Q: So do you say then this is a president, who it’s his way or the highway?

A: I will say that. With all the court orders that have been given and with all the statements that are being made, the president is adamant and saying that look – and I saw that when he was swearing in the judges – as long as I am the president I will not take the easy way. Who says (he should take) the easy way? You take what the law requires of you.

Q: And he also says that he will not ignore reports given to him by the intelligence?

A: The Constitution has not given the intelligence the power to appoint judges. That has been given to the Judicial Service Commission. So he is preferring the views of the intelligence as against the views of the Judicial Service Commission. Those views of intelligence have their place. Bring them, as I said earlier, before the interview is over.

Q: Now the names have been referred back – the six that were found to have not met the threshold – to the JSC. Do you think they should consider relooking? Is there any such provision?

A: Former (JSC) vice-chair Mercy Deche says (that) there is no reverse gear in that process. Once the JSC has made recommendations and forwarded them to the president it cannot recall the names and begin examining anything that has gone there.

Q: Have you read the letter by former Chief Justice Willy Mutunga and do you agree with it?

A: I agree with every word in that statement. I have read it carefully. I agree with every word in that statement. When a situation gets so bad it requires that people be frank enough, people be brave enough, to state what their position is, because when you keep quiet – if Justice Mutunga kept quiet if we keep quiet – and we are seeing the country sliding into anarchy, can I come later and say that I wish I said? That is being hypocritical, that is being dishonest and extremely unfair – first to yourself and to your country.

Q: Do you sometimes think… that because of the handshake, that (the opposition) has been compromised and that is why we don’t see power held to account?

A: Yes. The opposition has died. The opposition has died and that is what has given the president the audacity to do what he wants.

Q: But handshake was good on one hand, right? It brought peace.

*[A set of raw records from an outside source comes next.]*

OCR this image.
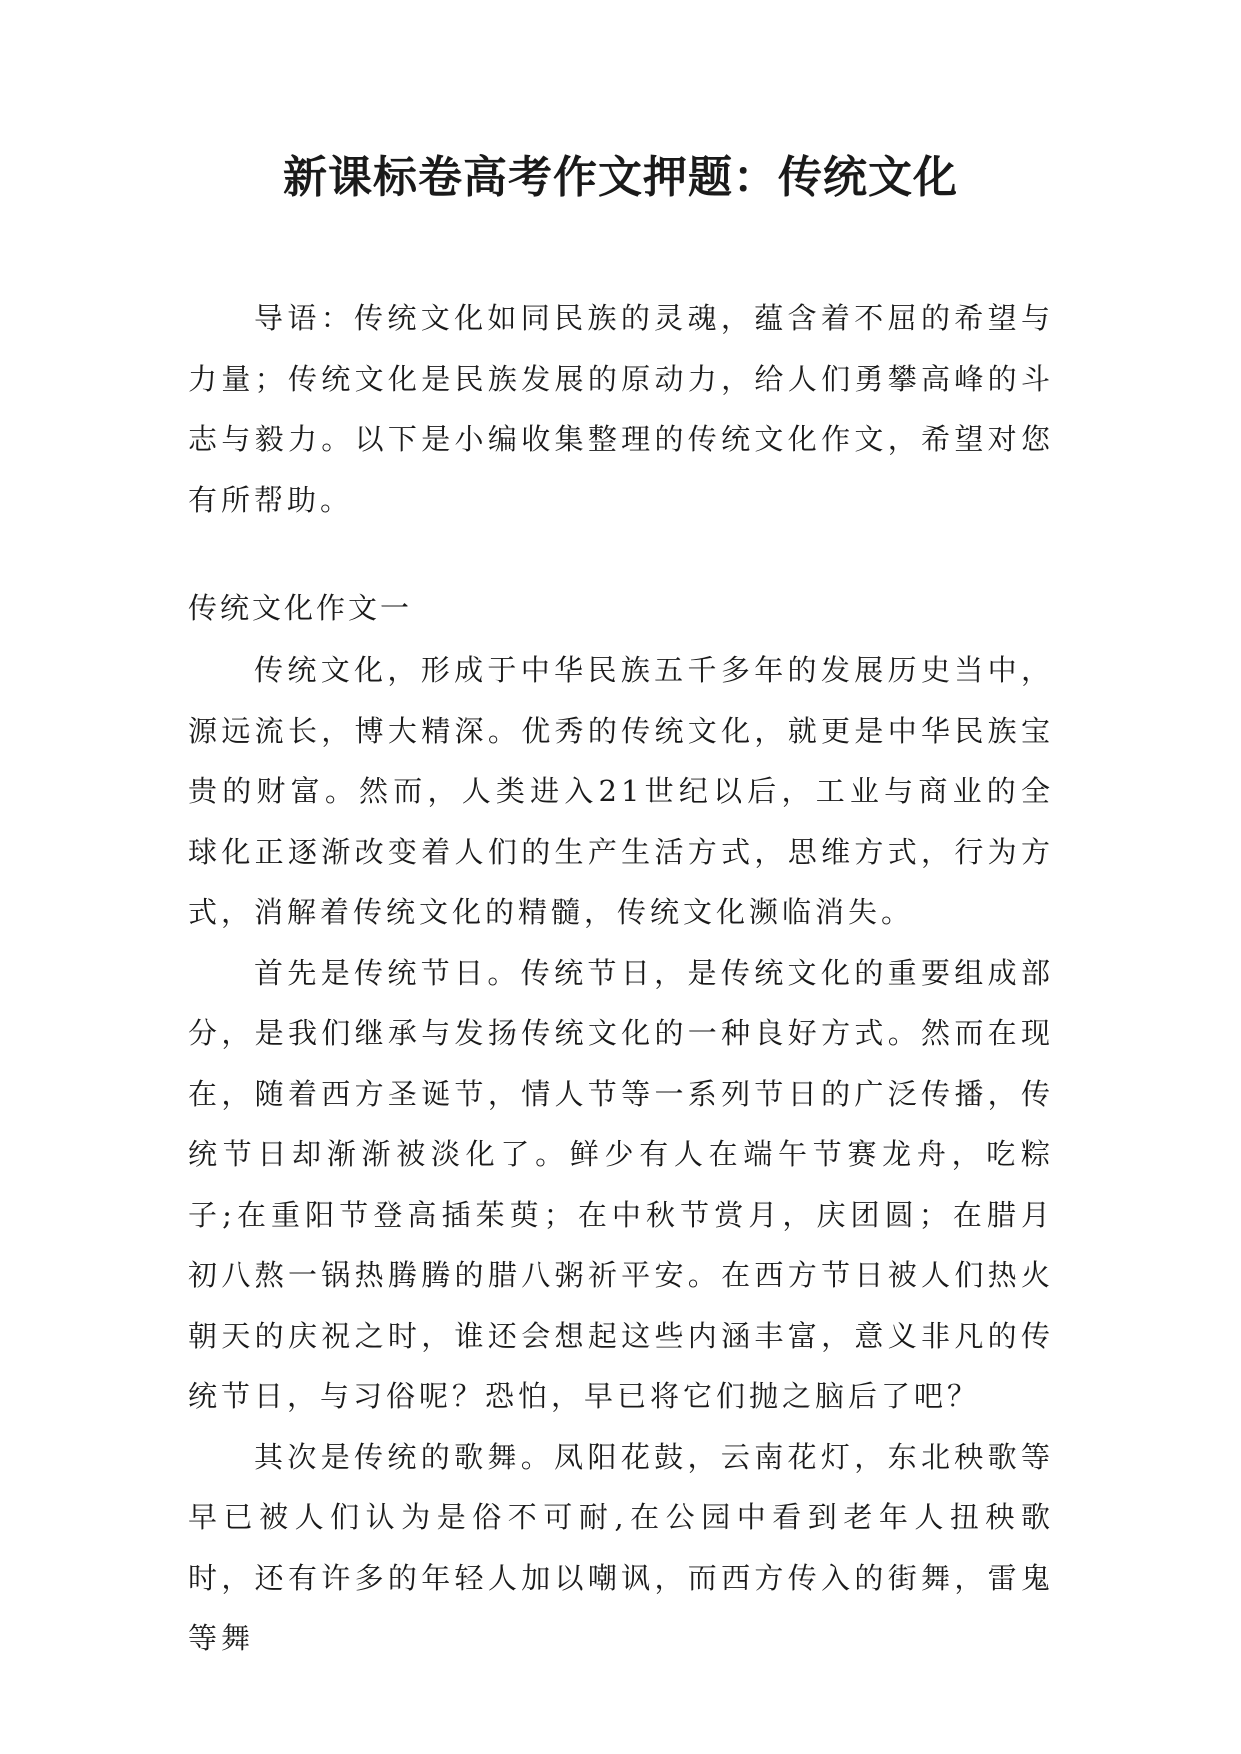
新课标卷高考作文押题：传统文化

导语：传统文化如同民族的灵魂，蕴含着不屈的希望与力量；传统文化是民族发展的原动力，给人们勇攀高峰的斗志与毅力。以下是小编收集整理的传统文化作文，希望对您有所帮助。

传统文化作文一

传统文化，形成于中华民族五千多年的发展历史当中，源远流长，博大精深。优秀的传统文化，就更是中华民族宝贵的财富。然而，人类进入21世纪以后，工业与商业的全球化正逐渐改变着人们的生产生活方式，思维方式，行为方式，消解着传统文化的精髓，传统文化濒临消失。

首先是传统节日。传统节日，是传统文化的重要组成部分，是我们继承与发扬传统文化的一种良好方式。然而在现在，随着西方圣诞节，情人节等一系列节日的广泛传播，传统节日却渐渐被淡化了。鲜少有人在端午节赛龙舟，吃粽子;在重阳节登高插茱萸；在中秋节赏月，庆团圆；在腊月初八熬一锅热腾腾的腊八粥祈平安。在西方节日被人们热火朝天的庆祝之时，谁还会想起这些内涵丰富，意义非凡的传统节日，与习俗呢？恐怕，早已将它们抛之脑后了吧？

其次是传统的歌舞。凤阳花鼓，云南花灯，东北秧歌等早已被人们认为是俗不可耐,在公园中看到老年人扭秧歌时，还有许多的年轻人加以嘲讽，而西方传入的街舞，雷鬼等舞
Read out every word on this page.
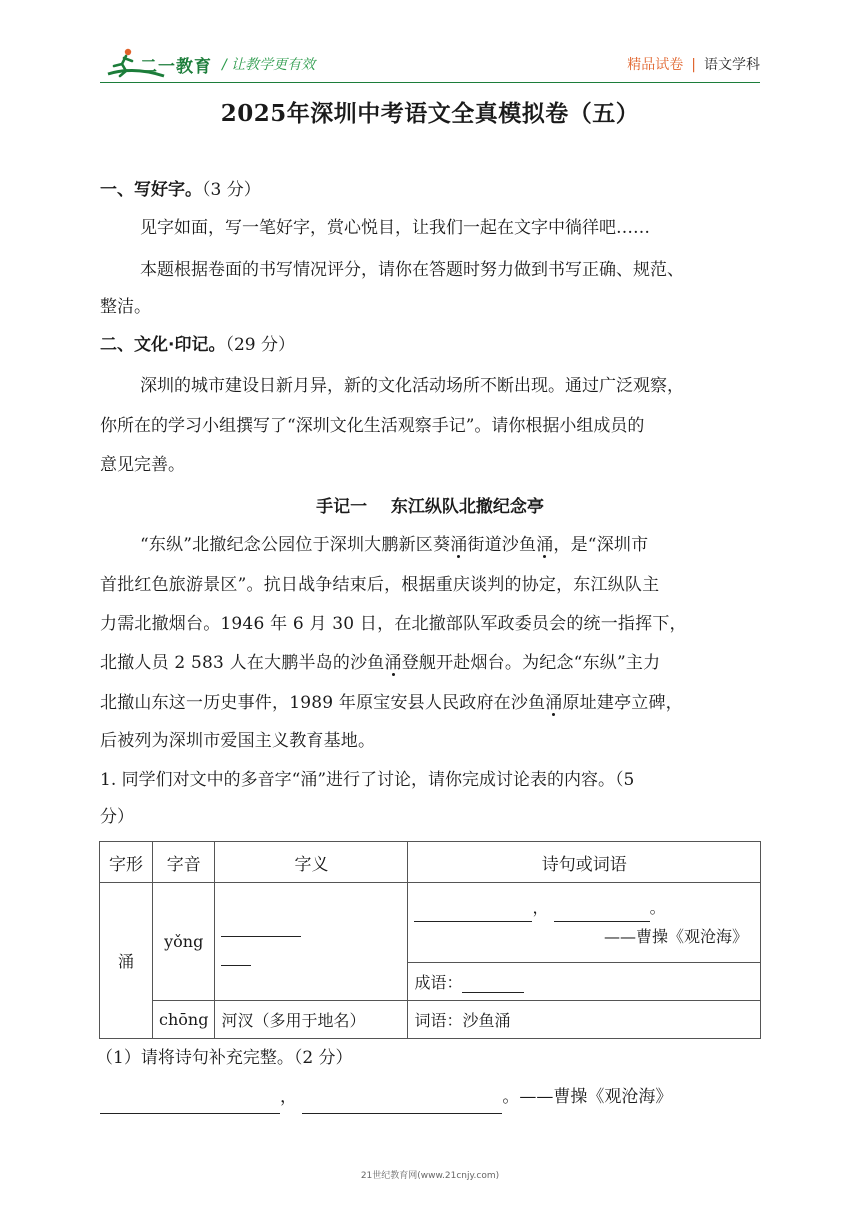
二一教育 / 让教学更有效	精品试卷 | 语文学科
2025年深圳中考语文全真模拟卷（五）
一、写好字。（3 分）
见字如面，写一笔好字，赏心悦目，让我们一起在文字中徜徉吧……
本题根据卷面的书写情况评分，请你在答题时努力做到书写正确、规范、
整洁。
二、文化·印记。（29 分）
深圳的城市建设日新月异，新的文化活动场所不断出现。通过广泛观察，
你所在的学习小组撰写了“深圳文化生活观察手记”。请你根据小组成员的
意见完善。
手记一 东江纵队北撤纪念亭
“东纵”北撤纪念公园位于深圳大鹏新区葵涌街道沙鱼涌，是“深圳市
首批红色旅游景区”。抗日战争结束后，根据重庆谈判的协定，东江纵队主
力需北撤烟台。1946 年 6 月 30 日，在北撤部队军政委员会的统一指挥下，
北撤人员 2 583 人在大鹏半岛的沙鱼涌登舰开赴烟台。为纪念“东纵”主力
北撤山东这一历史事件，1989 年原宝安县人民政府在沙鱼涌原址建亭立碑，
后被列为深圳市爱国主义教育基地。
1. 同学们对文中的多音字“涌”进行了讨论，请你完成讨论表的内容。（5
分）
字形	字音	字义	诗句或词语
涌	yǒng		， 。
——曹操《观沧海》

			成语：
	chōng	河汊（多用于地名）	词语：沙鱼涌
（1）请将诗句补充完整。（2 分）
，	。——曹操《观沧海》
21世纪教育网(www.21cnjy.com)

A: It brought peace but look at the cost. Look at this cost. In fact, if people were doing the right thing, the opposition – who are now in the handshake – should condemn this act of the president. They should be the first to tell the president that: “Look, Mr President, we are with you, but this one – you are not doing the right thing.”

Q: That is your fear?

A: That is my fear. We will not have a judiciary. The judges will be there, kesi ikikuja kotini judge anaangalia anasema, “Hii kesi nikikata namna hii, rais ama waziri fulani atasema nini? Acha nione vile nafanya (judges will be afraid to make decisions that go against the president and the executive)…” Is that the country we want to live in?

Q: …the president said the Judiciary must bring itself to consider the cost of the decisions they make…

A: The cost has not been occasioned by the Judiciary. The cost has been brought about by those who violated the law… We nullified the presidential election because the law was not followed. If the president, his people, and the IEBC followed the law, we would not have nullified the petition. So who has caused that cost? The president is putting it on the court. It is not the court which has done that. It is them who have violated the law and brought the cost of that.

Q: What will you remember President Uhuru Kenyatta for? What will his legacy be?

A: I am sorry to say that I will remember him as a president who had no regard for the law. It is unfortunate, but that is a fact. When you have court orders disobeyed from the top, do you know the ramifications of that? As a result of the disobedience of the court orders… criminal elements have taken advantage of that and they are disobeying the law left, right and centre because they know nothing will happen.